Так вслед за Марией Антуанеттой умерла вторая женщина Франции, потому что революция, как всегда, во все времена и везде, пожирала своих собственных детей…
Возвращаясь с площади Революции и перебирая мысленно все увиденное, Жан заметил шумную толпу фигляров, одетых в священнические рясы и митры, пьяных, смеющихся и распевающих песни. Явными пленниками в этой процессии тащились депутаты Собрания.
– Чем хорошо безделье, – посмеялся сам над собой Жан, – оно поощряет вмешательство в чужие дела. Но это редкое и любопытное зрелище, а чем еще мне заняться?

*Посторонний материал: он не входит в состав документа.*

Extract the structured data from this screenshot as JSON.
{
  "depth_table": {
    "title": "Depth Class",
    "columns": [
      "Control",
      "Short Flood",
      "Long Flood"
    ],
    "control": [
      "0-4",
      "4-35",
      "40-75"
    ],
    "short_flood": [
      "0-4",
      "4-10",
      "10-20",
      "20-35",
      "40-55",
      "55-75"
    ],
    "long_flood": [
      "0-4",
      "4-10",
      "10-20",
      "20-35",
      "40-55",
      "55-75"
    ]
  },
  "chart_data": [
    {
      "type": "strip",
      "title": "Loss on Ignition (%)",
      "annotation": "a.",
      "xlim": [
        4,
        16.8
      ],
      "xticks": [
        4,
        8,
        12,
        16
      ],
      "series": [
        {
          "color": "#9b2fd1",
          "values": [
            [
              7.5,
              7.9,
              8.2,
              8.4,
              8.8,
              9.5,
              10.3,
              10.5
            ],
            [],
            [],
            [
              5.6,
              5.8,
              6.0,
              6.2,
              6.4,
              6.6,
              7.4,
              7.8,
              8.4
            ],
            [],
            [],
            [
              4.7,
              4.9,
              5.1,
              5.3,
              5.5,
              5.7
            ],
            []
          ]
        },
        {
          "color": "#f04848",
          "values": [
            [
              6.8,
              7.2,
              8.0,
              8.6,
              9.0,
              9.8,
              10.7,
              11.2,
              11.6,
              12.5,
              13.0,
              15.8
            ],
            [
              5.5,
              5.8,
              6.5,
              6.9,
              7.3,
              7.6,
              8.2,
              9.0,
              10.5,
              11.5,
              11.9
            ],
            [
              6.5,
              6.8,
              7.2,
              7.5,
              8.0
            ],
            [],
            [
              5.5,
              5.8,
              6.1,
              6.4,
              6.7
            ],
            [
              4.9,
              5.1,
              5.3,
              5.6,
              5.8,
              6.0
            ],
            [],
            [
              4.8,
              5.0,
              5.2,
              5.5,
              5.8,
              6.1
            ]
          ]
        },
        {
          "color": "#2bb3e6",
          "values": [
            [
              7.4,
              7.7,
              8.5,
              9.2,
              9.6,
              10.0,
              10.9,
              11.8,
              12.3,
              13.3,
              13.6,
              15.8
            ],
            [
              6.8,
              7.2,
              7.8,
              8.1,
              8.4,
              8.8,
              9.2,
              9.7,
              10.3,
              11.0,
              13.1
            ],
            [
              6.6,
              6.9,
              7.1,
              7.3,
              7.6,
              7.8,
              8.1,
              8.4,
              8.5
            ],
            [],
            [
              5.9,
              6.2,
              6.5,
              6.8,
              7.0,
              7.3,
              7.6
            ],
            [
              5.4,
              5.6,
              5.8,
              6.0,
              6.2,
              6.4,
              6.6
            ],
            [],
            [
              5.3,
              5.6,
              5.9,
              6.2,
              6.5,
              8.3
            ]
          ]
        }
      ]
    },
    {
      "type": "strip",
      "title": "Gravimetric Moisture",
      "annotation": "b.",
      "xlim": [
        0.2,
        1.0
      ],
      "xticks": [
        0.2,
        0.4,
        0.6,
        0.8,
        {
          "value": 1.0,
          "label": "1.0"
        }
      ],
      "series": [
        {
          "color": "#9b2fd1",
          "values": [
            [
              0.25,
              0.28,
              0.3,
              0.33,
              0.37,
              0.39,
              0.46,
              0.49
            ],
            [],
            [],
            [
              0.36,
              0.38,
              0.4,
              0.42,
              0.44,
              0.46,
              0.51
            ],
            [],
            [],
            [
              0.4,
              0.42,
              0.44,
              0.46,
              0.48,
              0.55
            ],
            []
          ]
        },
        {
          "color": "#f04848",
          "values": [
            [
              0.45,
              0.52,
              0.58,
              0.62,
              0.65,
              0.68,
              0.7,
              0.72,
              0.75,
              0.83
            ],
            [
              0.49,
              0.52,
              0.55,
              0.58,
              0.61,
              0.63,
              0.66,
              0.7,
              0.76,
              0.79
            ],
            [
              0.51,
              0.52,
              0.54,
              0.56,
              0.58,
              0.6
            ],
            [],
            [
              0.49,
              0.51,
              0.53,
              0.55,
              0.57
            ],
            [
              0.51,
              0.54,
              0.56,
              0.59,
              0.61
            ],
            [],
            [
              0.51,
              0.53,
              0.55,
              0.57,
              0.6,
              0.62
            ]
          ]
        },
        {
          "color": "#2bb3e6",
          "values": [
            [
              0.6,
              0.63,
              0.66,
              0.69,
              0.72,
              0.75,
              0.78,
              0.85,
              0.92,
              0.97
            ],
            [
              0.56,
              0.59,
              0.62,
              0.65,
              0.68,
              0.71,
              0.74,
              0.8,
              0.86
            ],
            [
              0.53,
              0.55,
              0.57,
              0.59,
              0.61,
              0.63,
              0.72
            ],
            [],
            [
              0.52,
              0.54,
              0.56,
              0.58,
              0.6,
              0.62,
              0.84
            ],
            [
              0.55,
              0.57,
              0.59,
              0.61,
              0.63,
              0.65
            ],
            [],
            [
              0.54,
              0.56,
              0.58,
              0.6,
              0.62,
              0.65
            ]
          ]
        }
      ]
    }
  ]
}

Он смешался с толпой. Толпа перелилась через мост на остров Святого Людовика, и Жан понял, что они направляются к собору Нотр Дам. Собор уже не был церковью, над его входом висела странная надпись: “Храм Разума”. Внутри собор изменился еще больше: статуи седых святых выброшены из ниш, на их месте установлены бюсты Марата и других революционных “героев”, распятия сломаны, выброшены, изображения ангелов уничтожены, а высоко на алтаре девица Кандейль из Оперы, завернувшаяся в прозрачную ткань, представляла собой Богиню Разума. Рядом с ней расположились другие актрисы, еще более обнаженные, их балетные туники прикрывали фигуры только от бедер до талии, все же, что выше, демонстрировалось так, как создала природа.
Жан рассматривал их с холодной усмешкой, раздумывая над тем, что изобретение одежды было одним из серьезных достижений цивилизации, ибо так редко встречается достаточно красивое тело, чтобы открыто демонстрировать его людям.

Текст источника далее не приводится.